Gluten-Free Blueberry Corn Muffins

A great gluten-free option, these muffins are packed with flavor and make a great on-the-go breakfast.

Prep Time: 20 minutes

Nutrition Facts

Serving Size: 1 muffin

  • Calories 140
  • Carbohydrate 26 g
  • Protein 3 g
  • Fat 3.5 g
  • Saturated Fat 0.4 g
  • Dietary Fiber 2 g
  • Cholesterol 10 mg
  • Sodium 230 mg

This Recipe Serves 22


Cooking spray
1 20-ounce package gluten-free cornbread mix (Bob’s Red Mill used)
1 ¾ cup low-fat buttermilk
¼ cup canola oil
1 egg
2 egg whites
½ lemon, juiced
¼ cup Splenda Sugar Blend + 1 Tbsp (divided)
½ teaspoon vanilla
1½ cups blueberries


*Many regular cornbread mixes contain flour and are not gluten-free. If you are following a gluten-free diet, make sure that your cornbread mix is gluten-free.

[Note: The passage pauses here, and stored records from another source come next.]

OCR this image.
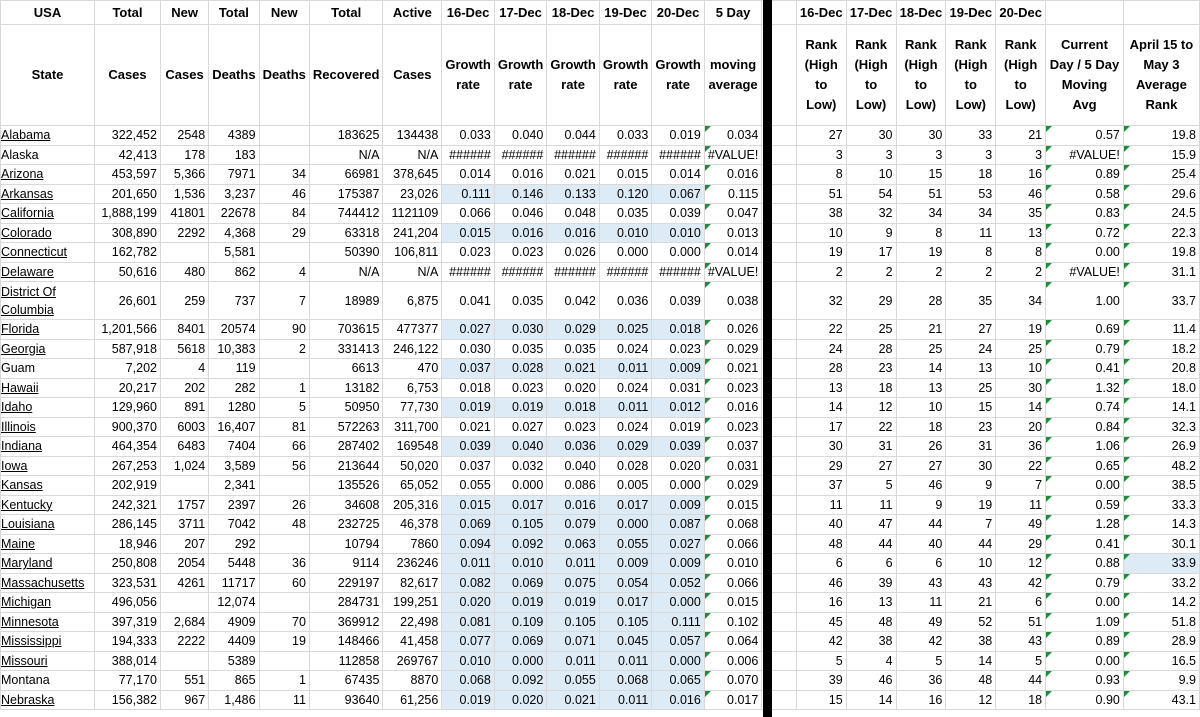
USA	Total	New	Total	New	Total	Active	16-Dec	17-Dec	18-Dec	19-Dec	20-Dec	5 Day		16-Dec	17-Dec	18-Dec	19-Dec	20-Dec		
State	Cases	Cases	Deaths	Deaths	Recovered	Cases	Growth rate	Growth rate	Growth rate	Growth rate	Growth rate	moving average		Rank (High to Low)	Rank (High to Low)	Rank (High to Low)	Rank (High to Low)	Rank (High to Low)	Current Day / 5 Day Moving Avg	April 15 to May 3 Average Rank
Alabama	322,452	2548	4389		183625	134438	0.033	0.040	0.044	0.033	0.019	0.034		27	30	30	33	21	0.57	19.8
Alaska	42,413	178	183		N/A	N/A	######	######	######	######	######	#VALUE!		3	3	3	3	3	#VALUE!	15.9
Arizona	453,597	5,366	7971	34	66981	378,645	0.014	0.016	0.021	0.015	0.014	0.016		8	10	15	18	16	0.89	25.4
Arkansas	201,650	1,536	3,237	46	175387	23,026	0.111	0.146	0.133	0.120	0.067	0.115		51	54	51	53	46	0.58	29.6
California	1,888,199	41801	22678	84	744412	1121109	0.066	0.046	0.048	0.035	0.039	0.047		38	32	34	34	35	0.83	24.5
Colorado	308,890	2292	4,368	29	63318	241,204	0.015	0.016	0.016	0.010	0.010	0.013		10	9	8	11	13	0.72	22.3
Connecticut	162,782		5,581		50390	106,811	0.023	0.023	0.026	0.000	0.000	0.014		19	17	19	8	8	0.00	19.8
Delaware	50,616	480	862	4	N/A	N/A	######	######	######	######	######	#VALUE!		2	2	2	2	2	#VALUE!	31.1
District Of Columbia	26,601	259	737	7	18989	6,875	0.041	0.035	0.042	0.036	0.039	0.038		32	29	28	35	34	1.00	33.7
Florida	1,201,566	8401	20574	90	703615	477377	0.027	0.030	0.029	0.025	0.018	0.026		22	25	21	27	19	0.69	11.4
Georgia	587,918	5618	10,383	2	331413	246,122	0.030	0.035	0.035	0.024	0.023	0.029		24	28	25	24	25	0.79	18.2
Guam	7,202	4	119		6613	470	0.037	0.028	0.021	0.011	0.009	0.021		28	23	14	13	10	0.41	20.8
Hawaii	20,217	202	282	1	13182	6,753	0.018	0.023	0.020	0.024	0.031	0.023		13	18	13	25	30	1.32	18.0
Idaho	129,960	891	1280	5	50950	77,730	0.019	0.019	0.018	0.011	0.012	0.016		14	12	10	15	14	0.74	14.1
Illinois	900,370	6003	16,407	81	572263	311,700	0.021	0.027	0.023	0.024	0.019	0.023		17	22	18	23	20	0.84	32.3
Indiana	464,354	6483	7404	66	287402	169548	0.039	0.040	0.036	0.029	0.039	0.037		30	31	26	31	36	1.06	26.9
Iowa	267,253	1,024	3,589	56	213644	50,020	0.037	0.032	0.040	0.028	0.020	0.031		29	27	27	30	22	0.65	48.2
Kansas	202,919		2,341		135526	65,052	0.055	0.000	0.086	0.005	0.000	0.029		37	5	46	9	7	0.00	38.5
Kentucky	242,321	1757	2397	26	34608	205,316	0.015	0.017	0.016	0.017	0.009	0.015		11	11	9	19	11	0.59	33.3
Louisiana	286,145	3711	7042	48	232725	46,378	0.069	0.105	0.079	0.000	0.087	0.068		40	47	44	7	49	1.28	14.3
Maine	18,946	207	292		10794	7860	0.094	0.092	0.063	0.055	0.027	0.066		48	44	40	44	29	0.41	30.1
Maryland	250,808	2054	5448	36	9114	236246	0.011	0.010	0.011	0.009	0.009	0.010		6	6	6	10	12	0.88	33.9
Massachusetts	323,531	4261	11717	60	229197	82,617	0.082	0.069	0.075	0.054	0.052	0.066		46	39	43	43	42	0.79	33.2
Michigan	496,056		12,074		284731	199,251	0.020	0.019	0.019	0.017	0.000	0.015		16	13	11	21	6	0.00	14.2
Minnesota	397,319	2,684	4909	70	369912	22,498	0.081	0.109	0.105	0.105	0.111	0.102		45	48	49	52	51	1.09	51.8
Mississippi	194,333	2222	4409	19	148466	41,458	0.077	0.069	0.071	0.045	0.057	0.064		42	38	42	38	43	0.89	28.9
Missouri	388,014		5389		112858	269767	0.010	0.000	0.011	0.011	0.000	0.006		5	4	5	14	5	0.00	16.5
Montana	77,170	551	865	1	67435	8870	0.068	0.092	0.055	0.068	0.065	0.070		39	46	36	48	44	0.93	9.9
Nebraska	156,382	967	1,486	11	93640	61,256	0.019	0.020	0.021	0.011	0.016	0.017		15	14	16	12	18	0.90	43.1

  1. Preheat oven to 375 degrees. Line muffin tins with 22 muffin papers and spray with cooking spray.
  2. In a large bowl combine cornbread mix, buttermilk, oil, egg, egg whites, lemon juice and ¼ cup of Splenda Sugar Blend. Mix with an electric mixer on low speed until blended. Mix on high for 30 seconds.
  3. Gently fold blueberries into muffin batter.
  4. Spoon about ¼ cup batter or less into each muffin cup. Sprinkle 1 tablespoon Splenda Sugar Blend on top of muffins (evenly divided).
  5. Bake for 22 minutes or lightly browned on top.  Cool on a wire rack.

MAKE IT GLUTEN-FREE: Confirm ingredients are gluten-free and this recipe can be made gluten-free.